Football Sponsorships Under Scrutiny in Britain

Premier League football clubs could lose tens of millions in lucrative sponsorship deals with Asia-facing betting sites under new rules promulgated in the UK that require all operators taking bets from UK players to obtain UK licensing regardless of where they’re based.

The UK Gambling Commissioned has warned England’s Football Association about the dangers of sponsorship deals between Premier League clubs and unlicensed overseas gambling operations.

The reminder comes amid reports that a three-year “multimillion pound” deal between London’s Arsenal Football Club and Bodog may be called into question after it emerged that the Canada-based Web site is not licensed to advertise to British gamblers.

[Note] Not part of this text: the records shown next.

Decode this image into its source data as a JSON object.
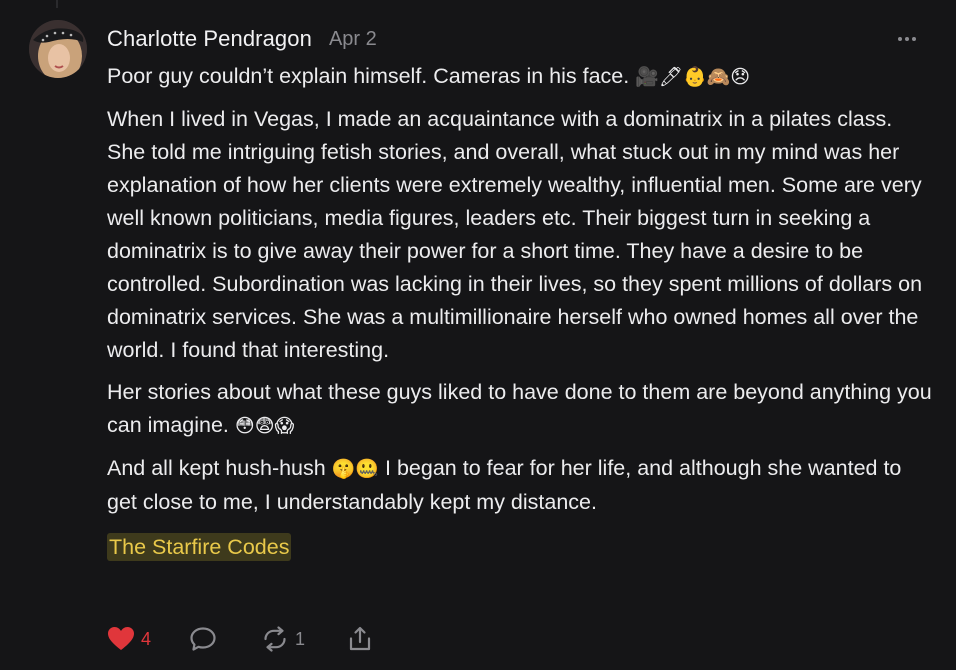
{
  "post": {
    "author": "Charlotte Pendragon",
    "date": "Apr 2",
    "intro_text": "Poor guy couldn’t explain himself. Cameras in his face.",
    "intro_emoji": "🎥🖊👶🙈😞",
    "paragraph1": "When I lived in Vegas, I made an acquaintance with a dominatrix in a pilates class. She told me intriguing fetish stories, and overall, what stuck out in my mind was her explanation of how her clients were extremely wealthy, influential men. Some are very well known politicians, media figures, leaders etc. Their biggest turn in seeking a dominatrix is to give away their power for a short time. They have a desire to be controlled. Subordination was lacking in their lives, so they spent millions of dollars on dominatrix services. She was a multimillionaire herself who owned homes all over the world. I found that interesting.",
    "paragraph2_text": "Her stories about what these guys liked to have done to them are beyond anything you can imagine.",
    "paragraph2_emoji": "😳😨😱",
    "paragraph3_start": "And all kept hush-hush",
    "paragraph3_emoji": "🤫🤐",
    "paragraph3_end": "I began to fear for her life, and although she wanted to get close to me, I understandably kept my distance.",
    "link_label": "The Starfire Codes"
  },
  "actions": {
    "like_count": "4",
    "repost_count": "1"
  },
  "icons": {
    "like": "heart-icon",
    "comment": "comment-icon",
    "repost": "repost-icon",
    "share": "share-icon",
    "more": "more-icon"
  },
  "colors": {
    "background": "#151517",
    "text": "#ececee",
    "muted": "#8a8a8f",
    "like": "#e0363b",
    "link_text": "#e9c94a",
    "link_bg": "#3e3a1c"
  }
}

According to the provisions of the Gambling Act 2014, which came into force at the beginning of the month, all gambling operators wherever they’re located must have a UK license to market to British players.

Some say the requirement could cost the league as much as £90 million a year in sponsorship revenues.

Arsenal, Chelsea, Liverpool and Everton are among clubs that have or have had lucrative sponsorship deals with online operators that take few bets from British punters but benefit from the Premier League’s booming popularity in Asia. Until recently many gambling operators, such as SBOBet and 188Bet, paid clubs for perimeter advertising at home matches, often displayed in Asian languages.

The commission, however, said, “Commercial partnership arrangements between sports clubs or bodies and remote gambling operators who do not hold a commission license cannot, in our view, advertise their betting services without both making it clear in the product as advertised and in reality that betting is not available to those in Britain.”

The commission, moreover, said clubs could risk prosecution if their sponsors fail to prevent gamblers in the UK accessing their sites.

Last August, Bodog and Arsenal signed a deal to capitalize on the club’s growing popularity in Asia. Bodog says it does not advertise in the United Kingdom, although as part of the deal it has rights to develop marketing initiatives with the club, generate content with its players and use its data base of fans.

Arsenal, too, says it is confident its arrangements with Bodog are not in breach.